<< Front page News May 14, 2004

Mudd art spat upon

Getting “Falling man” on his feet: Sarah Dolecki cleaned 16 spots of spit from the Mudd painting.
 

Two of the art pieces decorating Mudd library’s main stairway were vandalized and needed reconstruction. The “Falling Man” and the huge Styrofoam installation one level higher were removed while they were cleaned of spit. The “Falling Man” has returned to his spot, though he is now in a more relaxed horizontal position.

Senior art history major Sarah Dolecki, who plans to attend graduate school for art conservation, helped clean the pieces.

“One or more people spat upon the painting,” Dolecki said. “I think it has been going on for a while, but just got noticeable, as there was something like 16 different spots.”

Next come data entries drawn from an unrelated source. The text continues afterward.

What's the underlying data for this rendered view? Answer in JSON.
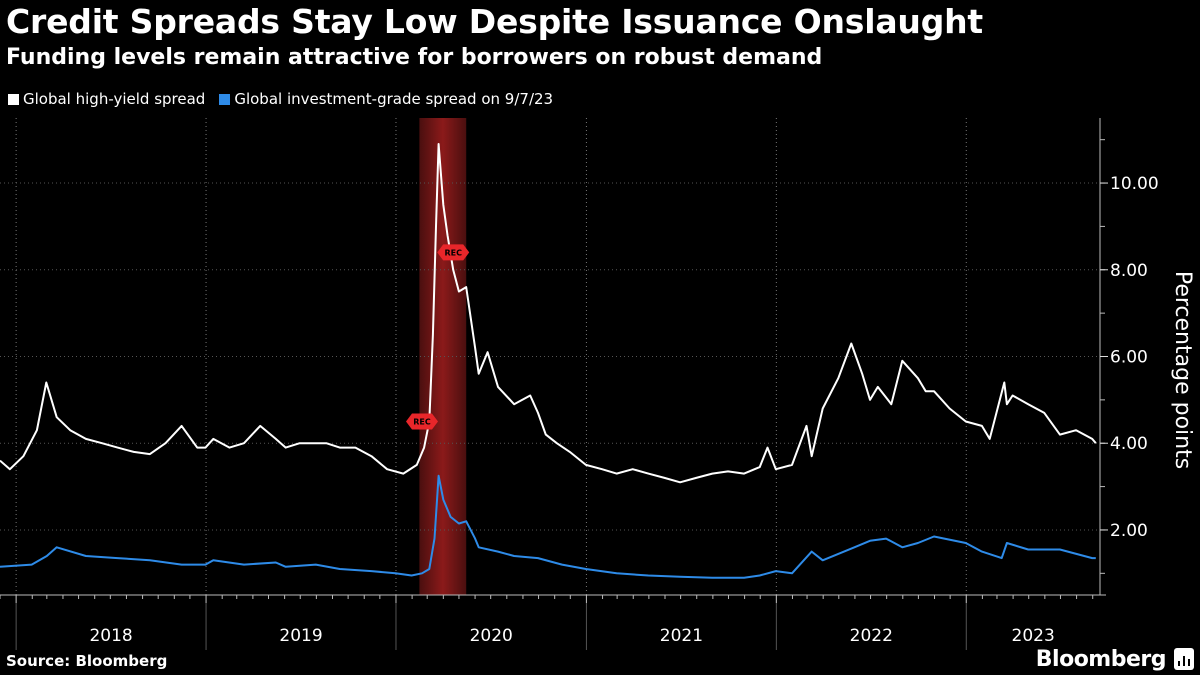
{
  "header": {
    "title": "Credit Spreads Stay Low Despite Issuance Onslaught",
    "subtitle": "Funding levels remain attractive for borrowers on robust demand"
  },
  "footer": {
    "source": "Source: Bloomberg",
    "brand": "Bloomberg"
  },
  "chart_data": {
    "type": "line",
    "y_axis_title": "Percentage points",
    "ylim": [
      0.5,
      11.5
    ],
    "y_ticks": [
      2.0,
      4.0,
      6.0,
      8.0,
      10.0
    ],
    "y_tick_labels": [
      "2.00",
      "4.00",
      "6.00",
      "8.00",
      "10.00"
    ],
    "x_range": [
      "2017-12-01",
      "2023-09-15"
    ],
    "x_year_labels": [
      "2018",
      "2019",
      "2020",
      "2021",
      "2022",
      "2023"
    ],
    "grid": "vertical dotted",
    "legend_position": "top-left",
    "shaded_period": {
      "start": "2020-02-15",
      "end": "2020-05-15",
      "color": "#8b1a1a"
    },
    "rec_markers": [
      {
        "label": "REC",
        "date": "2020-02-20",
        "value": 4.5
      },
      {
        "label": "REC",
        "date": "2020-04-20",
        "value": 8.4
      }
    ],
    "series": [
      {
        "name": "Global high-yield spread",
        "color": "#ffffff",
        "x": [
          "2017-12-01",
          "2017-12-20",
          "2018-01-15",
          "2018-02-10",
          "2018-02-28",
          "2018-03-20",
          "2018-04-15",
          "2018-05-15",
          "2018-06-15",
          "2018-07-15",
          "2018-08-15",
          "2018-09-15",
          "2018-10-15",
          "2018-11-15",
          "2018-12-15",
          "2018-12-31",
          "2019-01-15",
          "2019-02-15",
          "2019-03-15",
          "2019-04-15",
          "2019-05-15",
          "2019-06-03",
          "2019-06-30",
          "2019-07-31",
          "2019-08-20",
          "2019-09-15",
          "2019-10-15",
          "2019-11-15",
          "2019-12-15",
          "2020-01-15",
          "2020-02-10",
          "2020-02-24",
          "2020-03-05",
          "2020-03-12",
          "2020-03-18",
          "2020-03-23",
          "2020-04-01",
          "2020-04-09",
          "2020-04-20",
          "2020-05-01",
          "2020-05-15",
          "2020-06-01",
          "2020-06-08",
          "2020-06-25",
          "2020-07-15",
          "2020-08-15",
          "2020-09-15",
          "2020-09-30",
          "2020-10-15",
          "2020-11-05",
          "2020-11-30",
          "2020-12-31",
          "2021-01-31",
          "2021-02-28",
          "2021-03-31",
          "2021-04-30",
          "2021-05-31",
          "2021-06-30",
          "2021-07-31",
          "2021-08-31",
          "2021-09-30",
          "2021-10-31",
          "2021-11-30",
          "2021-12-15",
          "2021-12-31",
          "2022-01-31",
          "2022-02-28",
          "2022-03-10",
          "2022-03-31",
          "2022-04-30",
          "2022-05-25",
          "2022-06-15",
          "2022-06-30",
          "2022-07-15",
          "2022-08-10",
          "2022-08-31",
          "2022-09-30",
          "2022-10-15",
          "2022-10-31",
          "2022-11-30",
          "2022-12-31",
          "2023-01-31",
          "2023-02-15",
          "2023-03-15",
          "2023-03-20",
          "2023-03-31",
          "2023-04-30",
          "2023-05-31",
          "2023-06-30",
          "2023-07-31",
          "2023-08-31",
          "2023-09-07"
        ],
        "values": [
          3.6,
          3.4,
          3.7,
          4.3,
          5.4,
          4.6,
          4.3,
          4.1,
          4.0,
          3.9,
          3.8,
          3.75,
          4.0,
          4.4,
          3.9,
          3.9,
          4.1,
          3.9,
          4.0,
          4.4,
          4.1,
          3.9,
          4.0,
          4.0,
          4.0,
          3.9,
          3.9,
          3.7,
          3.4,
          3.3,
          3.5,
          3.9,
          4.5,
          6.5,
          9.0,
          10.9,
          9.5,
          8.8,
          8.0,
          7.5,
          7.6,
          6.2,
          5.6,
          6.1,
          5.3,
          4.9,
          5.1,
          4.7,
          4.2,
          4.0,
          3.8,
          3.5,
          3.4,
          3.3,
          3.4,
          3.3,
          3.2,
          3.1,
          3.2,
          3.3,
          3.35,
          3.3,
          3.45,
          3.9,
          3.4,
          3.5,
          4.4,
          3.7,
          4.8,
          5.5,
          6.3,
          5.6,
          5.0,
          5.3,
          4.9,
          5.9,
          5.5,
          5.2,
          5.2,
          4.8,
          4.5,
          4.4,
          4.1,
          5.4,
          4.9,
          5.1,
          4.9,
          4.7,
          4.2,
          4.3,
          4.1,
          4.0
        ]
      },
      {
        "name": "Global investment-grade spread on 9/7/23",
        "color": "#2e8be8",
        "x": [
          "2017-12-01",
          "2018-01-31",
          "2018-03-01",
          "2018-03-20",
          "2018-05-15",
          "2018-07-15",
          "2018-09-15",
          "2018-11-15",
          "2018-12-31",
          "2019-01-15",
          "2019-03-15",
          "2019-05-15",
          "2019-06-03",
          "2019-07-31",
          "2019-09-15",
          "2019-11-15",
          "2019-12-31",
          "2020-01-31",
          "2020-02-20",
          "2020-03-05",
          "2020-03-15",
          "2020-03-23",
          "2020-04-01",
          "2020-04-15",
          "2020-05-01",
          "2020-05-15",
          "2020-06-01",
          "2020-06-08",
          "2020-07-15",
          "2020-08-15",
          "2020-09-30",
          "2020-11-15",
          "2020-12-31",
          "2021-02-28",
          "2021-04-30",
          "2021-06-30",
          "2021-08-31",
          "2021-10-31",
          "2021-11-30",
          "2021-12-31",
          "2022-01-31",
          "2022-03-10",
          "2022-03-31",
          "2022-05-31",
          "2022-06-30",
          "2022-07-31",
          "2022-08-31",
          "2022-09-30",
          "2022-10-31",
          "2022-12-31",
          "2023-01-31",
          "2023-03-10",
          "2023-03-20",
          "2023-04-30",
          "2023-06-30",
          "2023-08-31",
          "2023-09-07"
        ],
        "values": [
          1.15,
          1.2,
          1.4,
          1.6,
          1.4,
          1.35,
          1.3,
          1.2,
          1.2,
          1.3,
          1.2,
          1.25,
          1.15,
          1.2,
          1.1,
          1.05,
          1.0,
          0.95,
          1.0,
          1.1,
          1.8,
          3.25,
          2.7,
          2.3,
          2.15,
          2.2,
          1.8,
          1.6,
          1.5,
          1.4,
          1.35,
          1.2,
          1.1,
          1.0,
          0.95,
          0.92,
          0.9,
          0.9,
          0.95,
          1.05,
          1.0,
          1.5,
          1.3,
          1.6,
          1.75,
          1.8,
          1.6,
          1.7,
          1.85,
          1.7,
          1.5,
          1.35,
          1.7,
          1.55,
          1.55,
          1.35,
          1.35
        ]
      }
    ]
  }
}
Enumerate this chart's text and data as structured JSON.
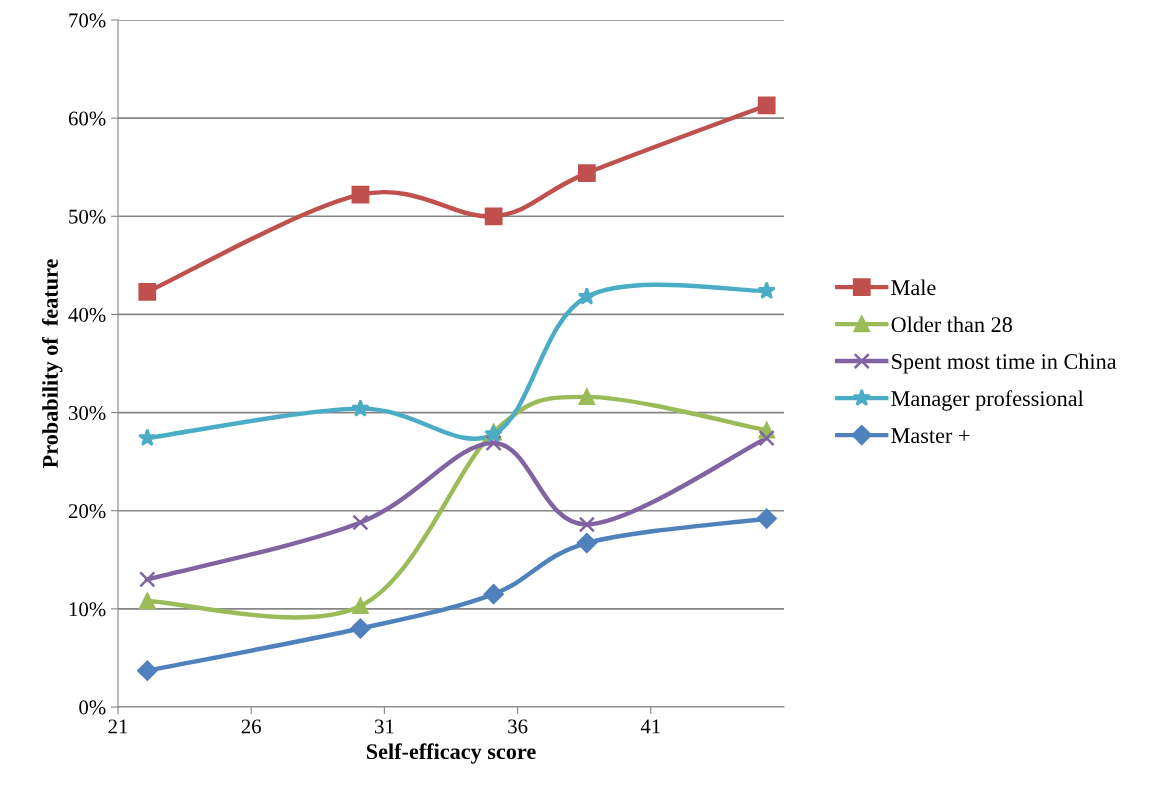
{
  "chart_data": {
    "type": "line",
    "xlabel": "Self-efficacy score",
    "ylabel": "Probability of  feature",
    "x": [
      22.1,
      30.1,
      35.1,
      38.6,
      45.35
    ],
    "xlim": [
      21,
      46
    ],
    "xticks": [
      21,
      26,
      31,
      36,
      41
    ],
    "ylim": [
      0,
      70
    ],
    "yticks": [
      {
        "value": 0,
        "label": "0%"
      },
      {
        "value": 10,
        "label": "10%"
      },
      {
        "value": 20,
        "label": "20%"
      },
      {
        "value": 30,
        "label": "30%"
      },
      {
        "value": 40,
        "label": "40%"
      },
      {
        "value": 50,
        "label": "50%"
      },
      {
        "value": 60,
        "label": "60%"
      },
      {
        "value": 70,
        "label": "70%"
      }
    ],
    "grid": "y",
    "legend": "right",
    "series": [
      {
        "name": "Male",
        "color": "#c0504d",
        "marker": "square",
        "values": [
          42.3,
          52.2,
          50.0,
          54.4,
          61.3
        ]
      },
      {
        "name": "Older than 28",
        "color": "#9bbb59",
        "marker": "triangle",
        "values": [
          10.8,
          10.3,
          28.0,
          31.6,
          28.2
        ]
      },
      {
        "name": "Spent most time in China",
        "color": "#8064a2",
        "marker": "cross",
        "values": [
          13.0,
          18.8,
          26.9,
          18.6,
          27.4
        ]
      },
      {
        "name": "Manager professional",
        "color": "#4bacc6",
        "marker": "star",
        "values": [
          27.4,
          30.4,
          27.8,
          41.8,
          42.4
        ]
      },
      {
        "name": "Master +",
        "color": "#4f81bd",
        "marker": "diamond",
        "values": [
          3.7,
          8.0,
          11.5,
          16.7,
          19.2
        ]
      }
    ]
  }
}
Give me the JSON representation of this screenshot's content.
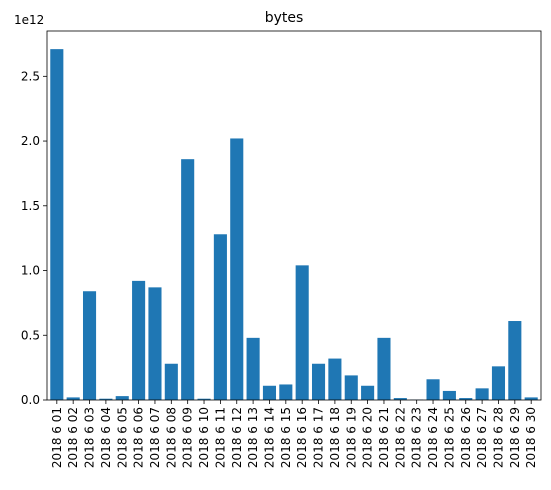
{
  "chart_data": {
    "type": "bar",
    "title": "bytes",
    "xlabel": "",
    "ylabel": "",
    "y_offset_label": "1e12",
    "ylim": [
      0,
      2.85
    ],
    "y_ticks": [
      0.0,
      0.5,
      1.0,
      1.5,
      2.0,
      2.5
    ],
    "y_tick_labels": [
      "0.0",
      "0.5",
      "1.0",
      "1.5",
      "2.0",
      "2.5"
    ],
    "grid": false,
    "bar_color": "#1f77b4",
    "categories": [
      "2018 6 01",
      "2018 6 02",
      "2018 6 03",
      "2018 6 04",
      "2018 6 05",
      "2018 6 06",
      "2018 6 07",
      "2018 6 08",
      "2018 6 09",
      "2018 6 10",
      "2018 6 11",
      "2018 6 12",
      "2018 6 13",
      "2018 6 14",
      "2018 6 15",
      "2018 6 16",
      "2018 6 17",
      "2018 6 18",
      "2018 6 19",
      "2018 6 20",
      "2018 6 21",
      "2018 6 22",
      "2018 6 23",
      "2018 6 24",
      "2018 6 25",
      "2018 6 26",
      "2018 6 27",
      "2018 6 28",
      "2018 6 29",
      "2018 6 30"
    ],
    "values": [
      2.71,
      0.02,
      0.84,
      0.01,
      0.03,
      0.92,
      0.87,
      0.28,
      1.86,
      0.01,
      1.28,
      2.02,
      0.48,
      0.11,
      0.12,
      1.04,
      0.28,
      0.32,
      0.19,
      0.11,
      0.48,
      0.015,
      0.003,
      0.16,
      0.07,
      0.015,
      0.09,
      0.26,
      0.61,
      0.02
    ]
  }
}
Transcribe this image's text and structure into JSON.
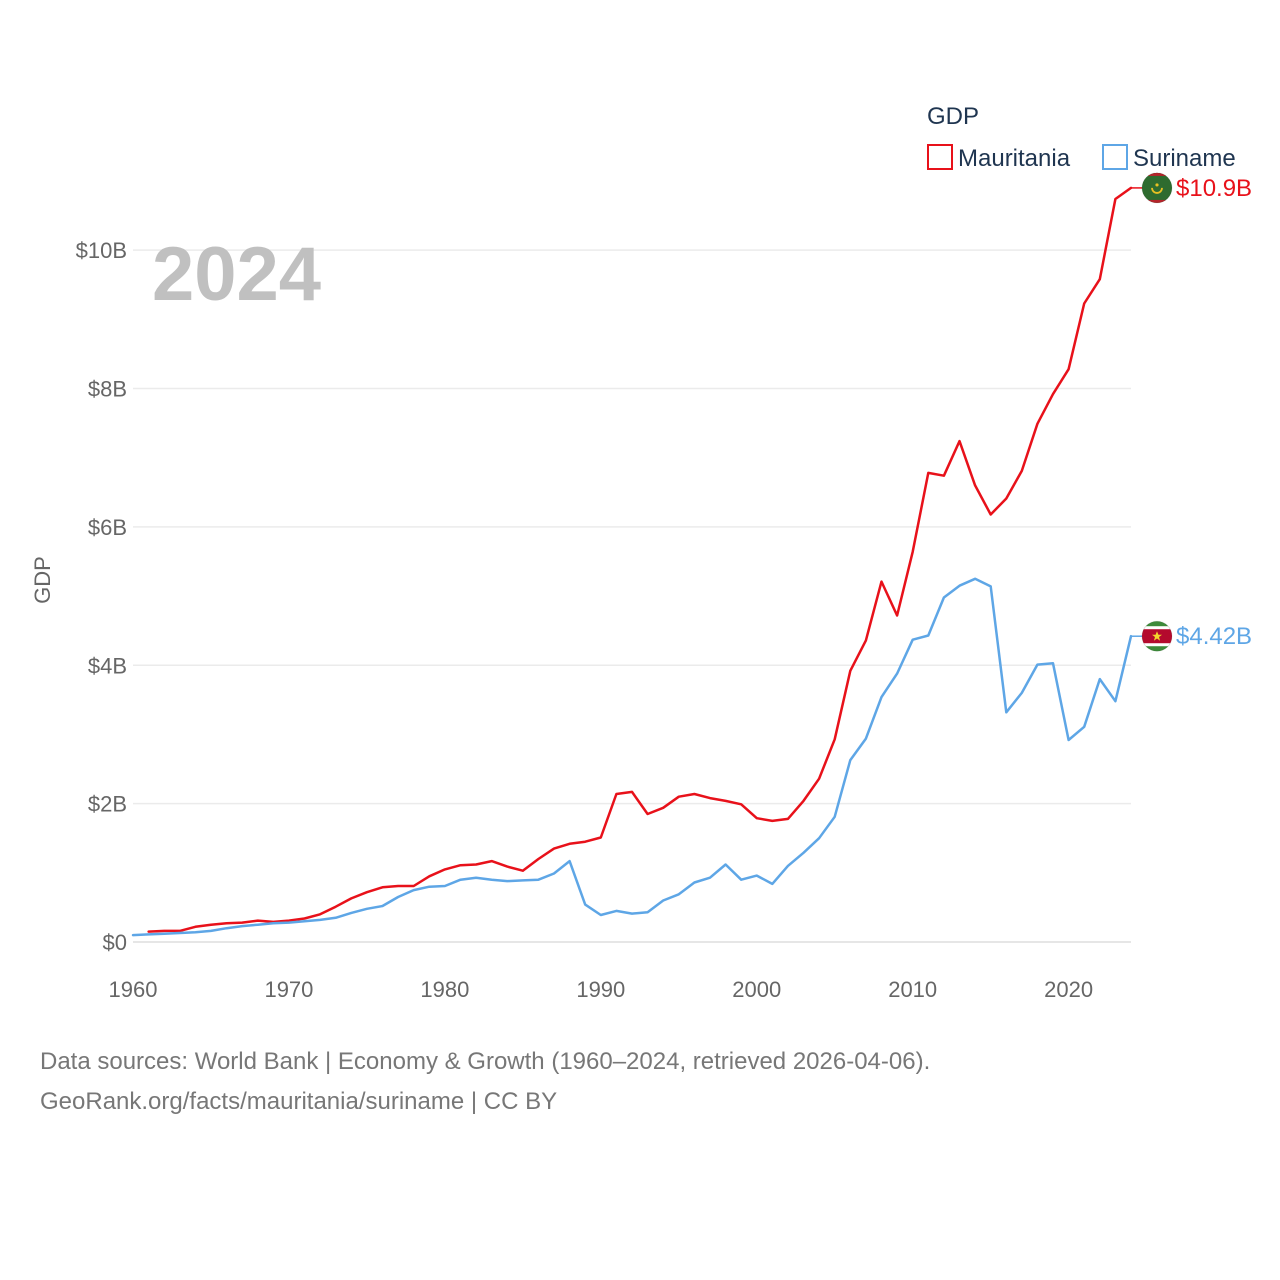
{
  "chart_data": {
    "type": "line",
    "title": "",
    "year_label": "2024",
    "ylabel": "GDP",
    "xlabel": "",
    "xlim": [
      1960,
      2024
    ],
    "ylim": [
      0,
      11
    ],
    "x_ticks": [
      1960,
      1970,
      1980,
      1990,
      2000,
      2010,
      2020
    ],
    "y_ticks": [
      {
        "value": 0,
        "label": "$0"
      },
      {
        "value": 2,
        "label": "$2B"
      },
      {
        "value": 4,
        "label": "$4B"
      },
      {
        "value": 6,
        "label": "$6B"
      },
      {
        "value": 8,
        "label": "$8B"
      },
      {
        "value": 10,
        "label": "$10B"
      }
    ],
    "legend": {
      "title": "GDP",
      "position": "top-right"
    },
    "series": [
      {
        "name": "Mauritania",
        "color": "#e8111a",
        "end_label": "$10.9B",
        "flag": "mauritania-flag",
        "x": [
          1961,
          1962,
          1963,
          1964,
          1965,
          1966,
          1967,
          1968,
          1969,
          1970,
          1971,
          1972,
          1973,
          1974,
          1975,
          1976,
          1977,
          1978,
          1979,
          1980,
          1981,
          1982,
          1983,
          1984,
          1985,
          1986,
          1987,
          1988,
          1989,
          1990,
          1991,
          1992,
          1993,
          1994,
          1995,
          1996,
          1997,
          1998,
          1999,
          2000,
          2001,
          2002,
          2003,
          2004,
          2005,
          2006,
          2007,
          2008,
          2009,
          2010,
          2011,
          2012,
          2013,
          2014,
          2015,
          2016,
          2017,
          2018,
          2019,
          2020,
          2021,
          2022,
          2023,
          2024
        ],
        "values": [
          0.15,
          0.16,
          0.16,
          0.22,
          0.25,
          0.27,
          0.28,
          0.31,
          0.29,
          0.31,
          0.34,
          0.4,
          0.51,
          0.63,
          0.72,
          0.79,
          0.81,
          0.81,
          0.95,
          1.05,
          1.11,
          1.12,
          1.17,
          1.09,
          1.03,
          1.2,
          1.35,
          1.42,
          1.45,
          1.51,
          2.14,
          2.17,
          1.85,
          1.94,
          2.1,
          2.14,
          2.08,
          2.04,
          1.99,
          1.79,
          1.75,
          1.78,
          2.04,
          2.36,
          2.93,
          3.92,
          4.36,
          5.21,
          4.72,
          5.64,
          6.78,
          6.74,
          7.24,
          6.6,
          6.18,
          6.41,
          6.81,
          7.49,
          7.92,
          8.28,
          9.23,
          9.58,
          10.74,
          10.9
        ]
      },
      {
        "name": "Suriname",
        "color": "#5ea6e6",
        "end_label": "$4.42B",
        "flag": "suriname-flag",
        "x": [
          1960,
          1961,
          1962,
          1963,
          1964,
          1965,
          1966,
          1967,
          1968,
          1969,
          1970,
          1971,
          1972,
          1973,
          1974,
          1975,
          1976,
          1977,
          1978,
          1979,
          1980,
          1981,
          1982,
          1983,
          1984,
          1985,
          1986,
          1987,
          1988,
          1989,
          1990,
          1991,
          1992,
          1993,
          1994,
          1995,
          1996,
          1997,
          1998,
          1999,
          2000,
          2001,
          2002,
          2003,
          2004,
          2005,
          2006,
          2007,
          2008,
          2009,
          2010,
          2011,
          2012,
          2013,
          2014,
          2015,
          2016,
          2017,
          2018,
          2019,
          2020,
          2021,
          2022,
          2023,
          2024
        ],
        "values": [
          0.1,
          0.11,
          0.12,
          0.13,
          0.14,
          0.16,
          0.2,
          0.23,
          0.25,
          0.27,
          0.28,
          0.3,
          0.32,
          0.35,
          0.42,
          0.48,
          0.52,
          0.65,
          0.75,
          0.8,
          0.81,
          0.9,
          0.93,
          0.9,
          0.88,
          0.89,
          0.9,
          0.99,
          1.17,
          0.54,
          0.39,
          0.45,
          0.41,
          0.43,
          0.6,
          0.69,
          0.86,
          0.93,
          1.12,
          0.9,
          0.96,
          0.84,
          1.1,
          1.29,
          1.5,
          1.81,
          2.63,
          2.94,
          3.54,
          3.88,
          4.37,
          4.43,
          4.98,
          5.15,
          5.25,
          5.14,
          3.32,
          3.6,
          4.01,
          4.03,
          2.92,
          3.11,
          3.8,
          3.48,
          4.42
        ]
      }
    ]
  },
  "footer": {
    "line1": "Data sources: World Bank | Economy & Growth (1960–2024, retrieved 2026-04-06).",
    "line2": "GeoRank.org/facts/mauritania/suriname | CC BY"
  }
}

Dolecki worked together with painting conservator Heather Galloway. Galloway works at the Intermuseum Conservation Association in Cleveland where Dolecki interned over Winter Term.

Galloway said she thought Mudd administrators just expected her to spray Windex on the paintings and rub it off, but this would have ruined them.

“The painting was executed in thin washes on an unprimed canvas and there is no surface coating, like a varnish,” Dolecki said. “It is, in conservation terms, friable. The water from the spit helped dust and dirt from the surface work its way into the canvas, causing damage, namely discoloration.”

Under Galloway’s supervision, it took Dolecki about 30 hours to clean the painting.

“Falling Man” came to Mudd over 14 years ago. It was painted by a student, Max Schumen. Students reacted very negatively when it was first hung. However, the current library director Bill Muffet stuck with the painting. When Ray English became the library director in 1990, one of the first questions he answered on his discussion board was, “Can we get rid of the ‘Falling Man?’”

“I posted the matter, asking students what they thought,” English said.

He got many responses, most of them negative. English thinks that students are used to “Falling Man” and take him as a tradition.

“Apparently the student who vandalized it doesn’t think so,” he added.

“I think that when students get depressed or down, they look at the painting and see how silly this is,” English said. “I think this is why the ‘Falling Man’ is there.”

English said they changed the position of the piece to entertain students and provoke positive reactions. He said that the painting would be rotated upright once more after finals.

The other piece that was vandalized was by James Hyde. It belongs to the Allen Art Museum. The museum decided to take it back and put it in storage for a time. In its place is a piece by John Pierson that hung there for many years.